Its latest iteration is in a legacy format where previous games alter the board and even some of the rules themselves. Secret packages contain new game elements that are opened after a certain number of plays.
Pandemic Legacy simulates the outbreak of a super-disease in a capitalist world. Just like the emergency services have faced recently, every time you seem to have situations under control your funding gets cut (as clearly there are 'efficiencies' to be made), whereas when you are overwhelmed you belatedly get the funding you desperately needed.
The game probably wasn't designed as a critique of the capitalist system (as the game Monopoly was based on was), but you cannot help seeing the parallels as you play, including an object lesson in the role of the state. This follows a trend of recent films which have had increasingly revolutionary or anti-capitalist themes.
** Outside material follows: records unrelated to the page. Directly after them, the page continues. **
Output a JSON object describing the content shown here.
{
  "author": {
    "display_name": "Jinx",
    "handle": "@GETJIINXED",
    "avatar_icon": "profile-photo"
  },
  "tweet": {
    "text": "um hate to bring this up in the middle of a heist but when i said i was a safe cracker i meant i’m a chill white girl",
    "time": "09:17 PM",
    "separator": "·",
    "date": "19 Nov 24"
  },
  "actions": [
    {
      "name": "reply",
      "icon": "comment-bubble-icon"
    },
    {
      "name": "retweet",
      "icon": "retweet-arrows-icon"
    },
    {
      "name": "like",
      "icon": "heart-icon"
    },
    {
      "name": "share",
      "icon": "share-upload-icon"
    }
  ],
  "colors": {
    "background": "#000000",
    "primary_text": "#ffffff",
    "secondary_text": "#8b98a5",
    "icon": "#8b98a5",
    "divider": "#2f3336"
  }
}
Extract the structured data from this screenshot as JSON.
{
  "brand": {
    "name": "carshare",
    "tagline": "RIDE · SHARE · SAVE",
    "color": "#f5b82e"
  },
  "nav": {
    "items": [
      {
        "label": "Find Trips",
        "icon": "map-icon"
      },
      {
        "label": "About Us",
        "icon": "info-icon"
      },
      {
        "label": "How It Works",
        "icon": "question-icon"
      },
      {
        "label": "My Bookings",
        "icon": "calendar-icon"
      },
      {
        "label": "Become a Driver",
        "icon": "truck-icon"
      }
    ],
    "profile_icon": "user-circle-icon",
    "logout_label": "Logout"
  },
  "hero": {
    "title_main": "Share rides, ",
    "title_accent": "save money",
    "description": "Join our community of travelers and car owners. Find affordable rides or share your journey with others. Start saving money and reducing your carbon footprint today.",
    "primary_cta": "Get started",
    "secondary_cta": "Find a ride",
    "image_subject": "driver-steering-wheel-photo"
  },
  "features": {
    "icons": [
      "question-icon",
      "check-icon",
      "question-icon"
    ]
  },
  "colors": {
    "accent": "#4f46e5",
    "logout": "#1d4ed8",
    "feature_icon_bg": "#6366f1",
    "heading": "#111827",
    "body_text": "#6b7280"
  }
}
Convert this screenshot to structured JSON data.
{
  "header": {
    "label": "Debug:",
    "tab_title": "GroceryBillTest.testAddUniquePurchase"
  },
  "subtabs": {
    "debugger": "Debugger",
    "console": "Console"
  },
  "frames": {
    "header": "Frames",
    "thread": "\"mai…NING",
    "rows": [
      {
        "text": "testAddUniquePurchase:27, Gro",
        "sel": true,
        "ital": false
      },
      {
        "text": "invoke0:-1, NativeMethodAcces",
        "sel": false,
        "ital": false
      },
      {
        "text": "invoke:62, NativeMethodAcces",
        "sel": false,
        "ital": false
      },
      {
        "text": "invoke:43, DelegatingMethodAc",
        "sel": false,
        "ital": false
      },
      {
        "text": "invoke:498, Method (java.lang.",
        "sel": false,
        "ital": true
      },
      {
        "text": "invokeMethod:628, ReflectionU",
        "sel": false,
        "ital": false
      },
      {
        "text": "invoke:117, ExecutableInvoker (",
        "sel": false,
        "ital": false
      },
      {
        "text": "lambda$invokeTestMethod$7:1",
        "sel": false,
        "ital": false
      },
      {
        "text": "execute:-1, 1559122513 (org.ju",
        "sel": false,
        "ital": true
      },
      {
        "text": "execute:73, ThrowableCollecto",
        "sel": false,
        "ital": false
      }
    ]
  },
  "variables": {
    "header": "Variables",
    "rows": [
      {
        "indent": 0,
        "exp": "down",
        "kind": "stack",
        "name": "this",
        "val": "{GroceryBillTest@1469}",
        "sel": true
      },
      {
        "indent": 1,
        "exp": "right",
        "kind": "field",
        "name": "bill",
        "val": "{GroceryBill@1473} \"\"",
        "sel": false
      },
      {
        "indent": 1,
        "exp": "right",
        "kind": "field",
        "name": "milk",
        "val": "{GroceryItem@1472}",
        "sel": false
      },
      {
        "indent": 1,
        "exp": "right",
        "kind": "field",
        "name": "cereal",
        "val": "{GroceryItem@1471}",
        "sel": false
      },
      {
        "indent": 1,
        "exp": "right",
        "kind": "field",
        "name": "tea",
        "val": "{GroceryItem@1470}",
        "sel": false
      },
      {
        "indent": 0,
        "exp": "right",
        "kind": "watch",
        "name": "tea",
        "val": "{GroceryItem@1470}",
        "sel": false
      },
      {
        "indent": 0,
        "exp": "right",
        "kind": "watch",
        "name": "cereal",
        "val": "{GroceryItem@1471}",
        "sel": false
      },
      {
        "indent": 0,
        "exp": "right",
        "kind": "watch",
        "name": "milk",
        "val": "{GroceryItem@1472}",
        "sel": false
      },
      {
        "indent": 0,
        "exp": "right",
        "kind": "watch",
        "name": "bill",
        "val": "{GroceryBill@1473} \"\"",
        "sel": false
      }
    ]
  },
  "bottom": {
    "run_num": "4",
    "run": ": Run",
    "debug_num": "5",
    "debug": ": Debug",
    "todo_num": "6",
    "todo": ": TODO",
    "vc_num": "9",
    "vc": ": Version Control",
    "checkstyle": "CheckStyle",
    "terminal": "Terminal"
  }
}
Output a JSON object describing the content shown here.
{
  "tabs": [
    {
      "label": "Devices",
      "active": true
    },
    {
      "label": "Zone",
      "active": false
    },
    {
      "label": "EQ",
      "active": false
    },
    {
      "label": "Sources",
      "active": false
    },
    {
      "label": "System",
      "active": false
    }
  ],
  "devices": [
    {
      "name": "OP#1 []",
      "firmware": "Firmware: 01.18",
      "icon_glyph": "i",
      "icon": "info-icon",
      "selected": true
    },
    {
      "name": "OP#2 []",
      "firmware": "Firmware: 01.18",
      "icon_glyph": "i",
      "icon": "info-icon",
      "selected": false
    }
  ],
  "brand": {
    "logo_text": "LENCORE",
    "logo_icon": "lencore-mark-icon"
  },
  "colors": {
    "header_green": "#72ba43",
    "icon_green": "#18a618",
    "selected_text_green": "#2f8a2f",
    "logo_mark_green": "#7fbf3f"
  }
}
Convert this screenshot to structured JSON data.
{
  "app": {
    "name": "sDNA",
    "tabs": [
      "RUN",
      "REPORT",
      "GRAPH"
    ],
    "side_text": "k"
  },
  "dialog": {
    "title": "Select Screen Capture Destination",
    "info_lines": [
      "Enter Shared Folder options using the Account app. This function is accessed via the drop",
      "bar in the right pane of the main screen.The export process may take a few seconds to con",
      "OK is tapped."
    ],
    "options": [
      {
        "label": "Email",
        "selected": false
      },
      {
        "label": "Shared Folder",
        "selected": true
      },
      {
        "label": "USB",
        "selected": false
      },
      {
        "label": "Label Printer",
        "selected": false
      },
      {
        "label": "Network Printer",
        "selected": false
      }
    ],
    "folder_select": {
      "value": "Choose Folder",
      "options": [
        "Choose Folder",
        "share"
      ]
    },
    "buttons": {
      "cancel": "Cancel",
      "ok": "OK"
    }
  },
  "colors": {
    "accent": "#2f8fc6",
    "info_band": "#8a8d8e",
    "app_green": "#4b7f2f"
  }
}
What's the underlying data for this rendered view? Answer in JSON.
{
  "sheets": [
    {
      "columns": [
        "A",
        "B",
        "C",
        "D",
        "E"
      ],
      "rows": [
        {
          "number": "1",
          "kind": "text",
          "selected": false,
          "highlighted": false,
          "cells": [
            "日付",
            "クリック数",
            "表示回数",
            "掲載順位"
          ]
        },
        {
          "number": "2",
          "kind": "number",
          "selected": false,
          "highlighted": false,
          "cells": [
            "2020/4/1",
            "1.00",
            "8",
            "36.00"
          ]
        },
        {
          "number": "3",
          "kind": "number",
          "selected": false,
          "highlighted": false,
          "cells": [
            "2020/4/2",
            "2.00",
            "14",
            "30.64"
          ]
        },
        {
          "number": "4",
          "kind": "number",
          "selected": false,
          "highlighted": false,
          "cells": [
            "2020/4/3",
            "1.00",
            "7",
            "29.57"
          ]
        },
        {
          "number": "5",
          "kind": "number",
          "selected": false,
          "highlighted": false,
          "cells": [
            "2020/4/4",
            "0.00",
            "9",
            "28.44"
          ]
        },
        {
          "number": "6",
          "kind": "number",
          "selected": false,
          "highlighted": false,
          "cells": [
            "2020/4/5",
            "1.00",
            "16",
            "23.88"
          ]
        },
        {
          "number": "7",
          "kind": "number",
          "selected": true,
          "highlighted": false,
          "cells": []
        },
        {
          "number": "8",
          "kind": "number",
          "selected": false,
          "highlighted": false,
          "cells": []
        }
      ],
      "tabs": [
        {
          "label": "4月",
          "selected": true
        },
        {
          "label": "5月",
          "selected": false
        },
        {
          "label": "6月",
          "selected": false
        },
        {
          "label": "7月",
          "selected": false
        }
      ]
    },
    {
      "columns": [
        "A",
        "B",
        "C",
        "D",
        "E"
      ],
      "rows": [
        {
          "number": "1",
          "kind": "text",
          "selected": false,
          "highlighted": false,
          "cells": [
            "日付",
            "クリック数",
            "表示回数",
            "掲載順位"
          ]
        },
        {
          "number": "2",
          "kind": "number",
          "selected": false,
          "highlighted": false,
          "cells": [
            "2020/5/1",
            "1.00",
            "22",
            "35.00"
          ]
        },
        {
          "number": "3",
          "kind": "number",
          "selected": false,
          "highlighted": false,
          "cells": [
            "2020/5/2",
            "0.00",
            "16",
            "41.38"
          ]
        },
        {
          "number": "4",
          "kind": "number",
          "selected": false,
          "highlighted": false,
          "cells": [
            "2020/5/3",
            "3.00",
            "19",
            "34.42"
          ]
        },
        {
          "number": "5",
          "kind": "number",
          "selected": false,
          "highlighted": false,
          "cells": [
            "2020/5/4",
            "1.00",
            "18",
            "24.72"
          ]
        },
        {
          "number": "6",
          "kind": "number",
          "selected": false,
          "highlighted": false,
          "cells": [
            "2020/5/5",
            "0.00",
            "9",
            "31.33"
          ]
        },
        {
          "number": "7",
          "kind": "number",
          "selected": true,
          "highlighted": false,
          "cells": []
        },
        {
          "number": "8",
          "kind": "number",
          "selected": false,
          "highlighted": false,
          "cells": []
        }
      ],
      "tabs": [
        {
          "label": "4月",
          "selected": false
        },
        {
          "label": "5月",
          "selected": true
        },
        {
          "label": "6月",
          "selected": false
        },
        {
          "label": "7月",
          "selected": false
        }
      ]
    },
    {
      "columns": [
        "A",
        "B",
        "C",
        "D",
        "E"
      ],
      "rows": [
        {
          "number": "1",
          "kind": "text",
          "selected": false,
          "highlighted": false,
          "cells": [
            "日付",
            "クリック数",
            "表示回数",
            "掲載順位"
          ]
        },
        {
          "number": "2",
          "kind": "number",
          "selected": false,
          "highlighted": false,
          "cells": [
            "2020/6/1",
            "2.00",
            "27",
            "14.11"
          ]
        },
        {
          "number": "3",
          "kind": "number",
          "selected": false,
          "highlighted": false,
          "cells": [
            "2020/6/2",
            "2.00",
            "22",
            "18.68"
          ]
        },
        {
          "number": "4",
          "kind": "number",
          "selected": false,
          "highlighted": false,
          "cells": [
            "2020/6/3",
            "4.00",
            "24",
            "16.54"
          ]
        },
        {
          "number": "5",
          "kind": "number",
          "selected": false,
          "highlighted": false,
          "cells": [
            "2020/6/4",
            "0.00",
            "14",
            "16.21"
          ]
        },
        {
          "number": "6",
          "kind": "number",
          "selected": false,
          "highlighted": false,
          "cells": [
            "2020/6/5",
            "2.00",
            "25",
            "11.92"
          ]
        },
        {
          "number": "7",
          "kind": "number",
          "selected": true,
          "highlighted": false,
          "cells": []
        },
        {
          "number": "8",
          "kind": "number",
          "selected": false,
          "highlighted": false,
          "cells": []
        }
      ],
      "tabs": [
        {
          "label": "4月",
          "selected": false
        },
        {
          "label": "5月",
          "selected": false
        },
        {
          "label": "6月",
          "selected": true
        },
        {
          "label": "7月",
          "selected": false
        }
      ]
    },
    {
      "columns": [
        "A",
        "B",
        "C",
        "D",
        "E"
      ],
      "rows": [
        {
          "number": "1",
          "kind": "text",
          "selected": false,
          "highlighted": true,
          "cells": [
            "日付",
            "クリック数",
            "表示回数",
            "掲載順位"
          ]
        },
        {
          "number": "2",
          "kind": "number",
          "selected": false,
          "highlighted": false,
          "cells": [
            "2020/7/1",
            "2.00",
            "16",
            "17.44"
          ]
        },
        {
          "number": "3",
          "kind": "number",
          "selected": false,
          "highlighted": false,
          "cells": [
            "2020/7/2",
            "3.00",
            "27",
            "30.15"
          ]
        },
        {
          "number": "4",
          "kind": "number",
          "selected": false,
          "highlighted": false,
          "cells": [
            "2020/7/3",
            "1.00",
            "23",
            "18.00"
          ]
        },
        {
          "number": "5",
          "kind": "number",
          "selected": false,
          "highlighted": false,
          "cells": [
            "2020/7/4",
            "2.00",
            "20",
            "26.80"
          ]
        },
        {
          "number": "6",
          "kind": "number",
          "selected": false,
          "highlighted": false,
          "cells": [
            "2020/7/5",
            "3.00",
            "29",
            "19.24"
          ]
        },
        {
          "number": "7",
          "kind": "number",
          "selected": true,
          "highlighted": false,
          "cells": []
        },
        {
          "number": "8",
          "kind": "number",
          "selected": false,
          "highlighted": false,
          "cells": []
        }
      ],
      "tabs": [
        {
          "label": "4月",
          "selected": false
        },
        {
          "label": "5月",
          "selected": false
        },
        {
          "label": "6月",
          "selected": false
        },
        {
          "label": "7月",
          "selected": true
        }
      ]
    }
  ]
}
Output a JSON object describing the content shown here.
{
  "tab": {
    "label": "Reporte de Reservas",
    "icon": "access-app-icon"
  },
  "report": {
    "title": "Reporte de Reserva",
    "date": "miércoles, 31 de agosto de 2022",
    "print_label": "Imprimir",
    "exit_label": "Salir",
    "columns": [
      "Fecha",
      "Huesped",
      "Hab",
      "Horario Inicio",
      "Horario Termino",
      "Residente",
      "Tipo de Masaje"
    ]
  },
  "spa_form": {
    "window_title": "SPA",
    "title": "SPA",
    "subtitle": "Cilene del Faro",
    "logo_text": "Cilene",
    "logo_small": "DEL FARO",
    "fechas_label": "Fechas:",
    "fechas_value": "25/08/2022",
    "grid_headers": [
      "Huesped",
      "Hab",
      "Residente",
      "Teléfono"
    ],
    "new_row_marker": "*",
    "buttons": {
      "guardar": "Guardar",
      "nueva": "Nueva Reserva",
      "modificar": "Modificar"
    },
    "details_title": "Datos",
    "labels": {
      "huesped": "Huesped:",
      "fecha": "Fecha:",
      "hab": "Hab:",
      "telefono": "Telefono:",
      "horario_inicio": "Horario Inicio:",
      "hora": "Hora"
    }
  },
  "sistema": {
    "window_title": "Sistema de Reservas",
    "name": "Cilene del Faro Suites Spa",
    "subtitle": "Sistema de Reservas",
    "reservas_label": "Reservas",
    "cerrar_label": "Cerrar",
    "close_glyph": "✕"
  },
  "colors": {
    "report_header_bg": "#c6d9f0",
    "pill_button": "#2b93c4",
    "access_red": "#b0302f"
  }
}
Pandemic Legacy is not the cheapest board game, but there are reasons why in reviews it is being called the best board game ever!
Iain Dalton, Leeds
Michelle Bridge, 1973-2016
Socialists and campaigners in Warrington and St Helens were stunned and saddened by the premature death on 16 May of Michelle Bridge, a leading campaigner against welfare cuts from Runcorn.
I first met Michelle in 2013 at the anti-bedroom tax protest she organised outside Runcorn Town Hall, where 150 people seemed to come from nowhere in a rebirth of working class activity in the town.
I vividly remember her speaking to the crowd saying that it was the first time she had spoken in public "Except for singing 'I Will Survive' at the karaoke". Nevertheless she gave a great speech, denouncing the inhumanity of the Tories latest attack on working class people. Her words seemed to me to show the entry of fresh voices into the movement.
Michelle continued with her activities against the bedroom tax and benefit cuts and sanctions, which made her a well-known figure across Merseyside. She was also a staunch supporter of anti-cuts Warrington councillor Kevin Bennett.
Michelle was only 43 when she died and her sudden death was a terrible shock to campaigners across the region. She really cared. She will be greatly missed.